Après la victoire de Stalingrad par les Soviétiques, en février 1943, et l’avancée de l’armée Rouge à l’Ouest, des nouvelles déportations sont organisées.
Dans les pays baltes, sont arrêtés et déportés principalement ceux qui ont collaboré avec les nazis, ceux qui sont partis travailler en Allemagne, de matière forcée ou volontaire, et les partisans des formations qui combattent contre l’armée Rouge. Plus tard, les Soviétiques lancent de nouvelles opérations de déportation, au printemps 1948 en Lituanie, puis au début de l’année 1949 dans tous les États baltes, visant les paysans qui s’opposent à la collectivisation des exploitations agricoles et qui fournissent souvent de l’aide aux partisans.
En Pologne, sont déportés les officiers et les soldats de l’Armia Krajowa (AK), l’armée de résistance polonaise contre l’occupant allemand, créée en 1942 par le gouvernement polonais en exil à Londres, et qui est active sur tout le territoire de l’État polonais d’avant 1939. Pendant la brève période d’existence du gouvernement provisoire d’unité nationale de la république de Pologne, formé par les Soviétiques en 1944, la police politique soviétique procède à plusieurs opérations de déportations ayant pour cibles les membres de la résistance nationale contre les nazis.
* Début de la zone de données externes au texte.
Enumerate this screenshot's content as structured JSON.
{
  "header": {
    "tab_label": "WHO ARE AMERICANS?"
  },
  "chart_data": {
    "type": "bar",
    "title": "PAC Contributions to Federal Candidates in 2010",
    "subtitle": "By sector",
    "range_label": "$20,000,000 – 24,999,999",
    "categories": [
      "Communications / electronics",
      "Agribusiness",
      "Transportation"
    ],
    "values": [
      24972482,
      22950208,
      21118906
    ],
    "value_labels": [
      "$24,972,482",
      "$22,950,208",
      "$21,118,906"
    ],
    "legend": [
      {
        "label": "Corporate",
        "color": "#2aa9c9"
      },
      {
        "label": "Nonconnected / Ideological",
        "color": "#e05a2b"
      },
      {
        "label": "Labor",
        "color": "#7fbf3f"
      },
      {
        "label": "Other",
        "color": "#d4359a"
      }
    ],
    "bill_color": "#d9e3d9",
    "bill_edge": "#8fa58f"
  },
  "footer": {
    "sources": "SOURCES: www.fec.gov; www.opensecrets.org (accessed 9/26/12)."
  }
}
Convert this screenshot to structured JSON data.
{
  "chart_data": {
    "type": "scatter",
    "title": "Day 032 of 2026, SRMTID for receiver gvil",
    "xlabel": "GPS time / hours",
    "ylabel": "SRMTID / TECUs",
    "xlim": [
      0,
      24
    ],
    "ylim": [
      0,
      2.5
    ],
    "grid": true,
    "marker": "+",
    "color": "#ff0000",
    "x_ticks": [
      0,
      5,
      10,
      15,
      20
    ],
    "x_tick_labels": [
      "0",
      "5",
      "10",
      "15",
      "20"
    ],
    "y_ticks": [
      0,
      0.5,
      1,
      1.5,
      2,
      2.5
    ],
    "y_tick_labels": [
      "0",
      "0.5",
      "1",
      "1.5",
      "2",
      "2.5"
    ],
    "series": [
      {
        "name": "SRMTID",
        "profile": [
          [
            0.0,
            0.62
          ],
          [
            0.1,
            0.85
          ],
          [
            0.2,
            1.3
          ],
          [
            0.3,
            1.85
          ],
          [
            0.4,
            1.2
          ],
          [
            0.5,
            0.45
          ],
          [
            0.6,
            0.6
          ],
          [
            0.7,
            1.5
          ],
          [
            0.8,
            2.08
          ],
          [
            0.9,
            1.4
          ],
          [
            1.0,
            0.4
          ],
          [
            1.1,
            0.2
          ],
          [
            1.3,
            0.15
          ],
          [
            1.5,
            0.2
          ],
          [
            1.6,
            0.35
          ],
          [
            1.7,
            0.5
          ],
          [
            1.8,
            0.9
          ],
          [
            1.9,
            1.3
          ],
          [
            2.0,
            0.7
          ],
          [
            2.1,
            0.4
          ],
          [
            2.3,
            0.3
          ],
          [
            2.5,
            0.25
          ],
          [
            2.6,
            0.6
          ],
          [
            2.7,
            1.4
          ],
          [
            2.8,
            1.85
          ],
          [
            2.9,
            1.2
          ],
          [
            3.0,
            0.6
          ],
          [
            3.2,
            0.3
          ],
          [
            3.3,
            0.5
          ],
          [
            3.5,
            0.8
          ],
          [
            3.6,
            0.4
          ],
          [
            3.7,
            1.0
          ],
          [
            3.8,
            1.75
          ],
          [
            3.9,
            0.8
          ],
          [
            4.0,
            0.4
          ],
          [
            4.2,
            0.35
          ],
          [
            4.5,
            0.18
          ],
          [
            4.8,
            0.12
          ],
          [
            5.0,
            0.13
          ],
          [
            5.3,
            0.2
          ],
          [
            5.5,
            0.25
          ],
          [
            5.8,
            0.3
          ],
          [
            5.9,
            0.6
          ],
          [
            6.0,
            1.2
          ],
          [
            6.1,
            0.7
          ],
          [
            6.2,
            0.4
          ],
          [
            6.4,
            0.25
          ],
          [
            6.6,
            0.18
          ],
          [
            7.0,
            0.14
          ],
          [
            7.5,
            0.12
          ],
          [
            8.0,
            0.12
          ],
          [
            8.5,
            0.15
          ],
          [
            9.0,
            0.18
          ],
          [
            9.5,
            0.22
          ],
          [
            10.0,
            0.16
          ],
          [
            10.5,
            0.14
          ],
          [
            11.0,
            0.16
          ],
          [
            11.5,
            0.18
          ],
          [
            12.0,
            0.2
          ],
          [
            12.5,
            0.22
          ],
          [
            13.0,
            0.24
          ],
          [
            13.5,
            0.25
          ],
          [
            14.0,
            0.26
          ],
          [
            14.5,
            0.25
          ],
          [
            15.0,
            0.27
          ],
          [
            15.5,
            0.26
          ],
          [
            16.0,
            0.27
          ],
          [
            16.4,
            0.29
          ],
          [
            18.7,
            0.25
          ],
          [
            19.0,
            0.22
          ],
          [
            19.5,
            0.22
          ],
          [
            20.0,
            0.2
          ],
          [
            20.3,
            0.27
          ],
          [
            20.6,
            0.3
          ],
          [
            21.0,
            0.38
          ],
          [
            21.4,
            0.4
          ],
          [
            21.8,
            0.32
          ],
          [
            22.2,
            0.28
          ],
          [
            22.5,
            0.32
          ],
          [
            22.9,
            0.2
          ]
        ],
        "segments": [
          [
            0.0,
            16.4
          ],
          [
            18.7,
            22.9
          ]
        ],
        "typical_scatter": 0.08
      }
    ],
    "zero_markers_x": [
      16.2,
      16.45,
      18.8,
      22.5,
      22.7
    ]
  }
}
Fin 1945, est créé le ministère de la Sécurité polonaise (MBP) qui se charge de continuer cette répression.
En Ukraine occidentale, désormais soviétique, les activistes et les sympathisants de l’Organisation des nationalistes ukrainiens (OUN) sont réprimés ainsi que les officiers et soldats de l’Armée insurrectionnelle ukrainienne (UPA), les collaborateurs et les soldats de la Division Galicia, une armée volontaire des Waffen SS. Des milliers de familles paysannes sont déplacées de force en Sibérie, considérées comme le principal soutien des nationalistes.
A partir de 1945, un nombre important d’«Allemands ethniques» (Volksdeutsche) se trouvant sur les territoires libérés par l’armée Rouge, en Yougoslavie, Bulgarie et Tchécoslovaquie, ainsi que sur ceux des pays ayant été alliés de l’Allemagne, Hongrie et Roumanie, sont déportés en URSS.
La Hongrie et la Tchécoslovaquie sont aussi touchées par la répression systématique de nombreuses personnes pouvant constituer un obstacle à l’instauration d’un régime communiste dans ces pays, tandis que dans leurs territoires frontaliers avec l’Ukraine, d’importants transferts forcés de population sont entrepris par les Soviétiques. En Allemagne et en Hongrie, les Soviétiques pratiquent des rafles de jeunes femmes et hommes qui sont envoyés dans des camps de travail en URSS pour contribuer à la reconstruction du pays.